LAPORAN PRAKTIKUM FISIOLOGI NUTRISI
KEMENTERIAN RISET, TEKNOLOGI, DAN PENDIDIKAN TINGGI UNIVERSITAS JENDERAL SOEDIRMAN
FAKULTAS BIOLOGI PURWOKERTO
I. PENDAHULUAN
1.1 Latar Belakang
Bahan pangan secara garis besar tersusun dari 2 komponen utama, yaitu organik dan anorganik. Komponen organik dibagi lagi, ada yang dalam jumlah besar seperti karbohidrat, protein, dan lemak, adapula yang sedikit seperti vitamin, enzim,
emulsifier, asam, oksidan, pigmen, dan komponen citarasa. Komponen anorganik
yaitu berbagai bentuk mineral, dan air. Bahan-bahan makanan di atas tidak dapat diserap dalam bentuk alami melalui mukosa saluran pencernaan dan karena alasan ini, bahan-bahan tersebut tidak berguna sebagai zat nutrisi tanpa proses pencernaan, baik pencernaan mekanik maupun pencernaan kimiawi. Proses pencernaan kimiawi sesungguhnya sangat sederhana, karena pada ketiga jenis zat makanan utama (karbohidrat, protein, dan lemak) terjadi proses hidrolisis dasar yang sama (Guyton & Hall, 1997).

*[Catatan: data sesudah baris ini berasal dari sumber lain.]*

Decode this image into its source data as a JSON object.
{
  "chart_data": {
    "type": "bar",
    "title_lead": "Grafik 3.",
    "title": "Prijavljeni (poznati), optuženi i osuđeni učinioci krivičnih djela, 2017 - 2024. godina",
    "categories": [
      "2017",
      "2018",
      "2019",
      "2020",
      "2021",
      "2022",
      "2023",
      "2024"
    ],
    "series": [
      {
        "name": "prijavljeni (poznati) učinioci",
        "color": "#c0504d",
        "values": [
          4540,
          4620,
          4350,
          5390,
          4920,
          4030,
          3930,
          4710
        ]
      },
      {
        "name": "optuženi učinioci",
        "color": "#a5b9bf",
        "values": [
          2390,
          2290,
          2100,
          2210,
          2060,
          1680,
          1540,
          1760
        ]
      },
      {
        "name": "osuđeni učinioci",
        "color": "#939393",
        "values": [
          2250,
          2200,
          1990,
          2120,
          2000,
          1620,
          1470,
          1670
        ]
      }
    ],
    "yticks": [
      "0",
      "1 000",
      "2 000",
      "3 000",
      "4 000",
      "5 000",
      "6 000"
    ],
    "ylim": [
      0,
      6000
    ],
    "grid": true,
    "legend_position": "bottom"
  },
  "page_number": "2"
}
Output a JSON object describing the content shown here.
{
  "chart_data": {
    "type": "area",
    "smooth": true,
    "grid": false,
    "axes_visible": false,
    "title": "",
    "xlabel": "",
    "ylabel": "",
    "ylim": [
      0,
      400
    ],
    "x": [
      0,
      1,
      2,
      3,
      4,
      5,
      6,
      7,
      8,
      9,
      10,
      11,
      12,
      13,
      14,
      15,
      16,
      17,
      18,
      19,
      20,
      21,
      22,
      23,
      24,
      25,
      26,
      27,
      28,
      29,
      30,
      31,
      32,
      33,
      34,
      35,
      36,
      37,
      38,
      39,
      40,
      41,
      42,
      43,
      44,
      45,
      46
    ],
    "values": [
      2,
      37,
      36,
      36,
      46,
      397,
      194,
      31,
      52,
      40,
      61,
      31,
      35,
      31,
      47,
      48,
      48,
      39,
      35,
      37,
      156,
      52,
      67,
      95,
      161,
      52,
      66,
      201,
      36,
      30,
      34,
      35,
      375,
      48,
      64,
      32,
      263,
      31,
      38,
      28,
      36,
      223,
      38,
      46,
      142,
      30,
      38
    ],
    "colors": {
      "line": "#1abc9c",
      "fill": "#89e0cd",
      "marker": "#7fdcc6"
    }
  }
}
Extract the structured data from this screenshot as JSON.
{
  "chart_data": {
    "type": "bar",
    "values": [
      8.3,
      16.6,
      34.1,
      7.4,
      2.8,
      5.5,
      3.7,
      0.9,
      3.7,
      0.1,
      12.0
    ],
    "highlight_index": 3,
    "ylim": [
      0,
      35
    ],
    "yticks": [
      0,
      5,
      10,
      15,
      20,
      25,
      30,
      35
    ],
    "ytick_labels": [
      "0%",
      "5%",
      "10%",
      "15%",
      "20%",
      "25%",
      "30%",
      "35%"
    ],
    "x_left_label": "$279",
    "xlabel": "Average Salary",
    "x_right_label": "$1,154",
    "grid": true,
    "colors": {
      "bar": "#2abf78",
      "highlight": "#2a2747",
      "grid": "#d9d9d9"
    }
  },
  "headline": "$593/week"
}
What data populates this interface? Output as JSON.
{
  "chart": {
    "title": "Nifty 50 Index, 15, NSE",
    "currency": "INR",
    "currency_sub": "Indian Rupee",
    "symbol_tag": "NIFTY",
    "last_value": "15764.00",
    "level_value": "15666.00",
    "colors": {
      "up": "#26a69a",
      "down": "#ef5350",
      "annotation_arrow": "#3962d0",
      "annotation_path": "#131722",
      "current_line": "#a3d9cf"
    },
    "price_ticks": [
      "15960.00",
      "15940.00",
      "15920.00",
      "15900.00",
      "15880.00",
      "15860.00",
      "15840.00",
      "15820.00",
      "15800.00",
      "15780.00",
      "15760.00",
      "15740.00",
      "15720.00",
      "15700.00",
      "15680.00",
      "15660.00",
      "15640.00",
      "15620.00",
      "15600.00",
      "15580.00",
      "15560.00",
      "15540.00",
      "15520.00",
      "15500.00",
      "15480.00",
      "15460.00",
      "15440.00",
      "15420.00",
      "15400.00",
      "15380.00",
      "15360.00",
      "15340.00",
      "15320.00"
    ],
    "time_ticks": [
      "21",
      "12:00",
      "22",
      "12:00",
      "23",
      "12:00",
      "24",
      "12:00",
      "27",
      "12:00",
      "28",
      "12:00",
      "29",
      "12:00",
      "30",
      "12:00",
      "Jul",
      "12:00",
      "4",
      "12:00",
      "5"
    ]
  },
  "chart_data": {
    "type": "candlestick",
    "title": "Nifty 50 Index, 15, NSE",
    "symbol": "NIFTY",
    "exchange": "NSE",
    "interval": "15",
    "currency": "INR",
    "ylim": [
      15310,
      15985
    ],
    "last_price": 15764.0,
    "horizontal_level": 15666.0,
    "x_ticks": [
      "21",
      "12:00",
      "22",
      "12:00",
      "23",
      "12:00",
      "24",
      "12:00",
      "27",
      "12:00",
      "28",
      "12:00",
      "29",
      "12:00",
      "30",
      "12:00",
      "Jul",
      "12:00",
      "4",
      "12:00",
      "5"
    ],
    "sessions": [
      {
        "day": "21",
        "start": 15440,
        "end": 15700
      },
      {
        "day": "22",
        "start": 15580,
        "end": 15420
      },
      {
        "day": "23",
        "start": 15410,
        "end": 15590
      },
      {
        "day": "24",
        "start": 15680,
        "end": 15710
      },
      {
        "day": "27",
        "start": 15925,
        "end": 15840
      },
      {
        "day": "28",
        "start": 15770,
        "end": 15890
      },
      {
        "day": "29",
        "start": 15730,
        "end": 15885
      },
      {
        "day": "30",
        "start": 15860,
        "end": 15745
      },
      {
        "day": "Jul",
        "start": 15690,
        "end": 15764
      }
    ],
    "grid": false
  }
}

Protein berguna sebagai zat pembangun (untuk pertumbuhan dan mengganti sel-sel yang rusak), sebagai penghasil energi (bukan sumber energi utama), membuat substansi penting (seperti enzim dan hormon yang membantu proses metabolisme), dan menjaga keseimbangan pH tubuh. Protein dipecah menjadi asam amino oleh enzim protease. Enzim protease dalam makhluk hidup dapat dijumpai pada saluran pencernaannya terutama pada usus (Hidayati, 2007).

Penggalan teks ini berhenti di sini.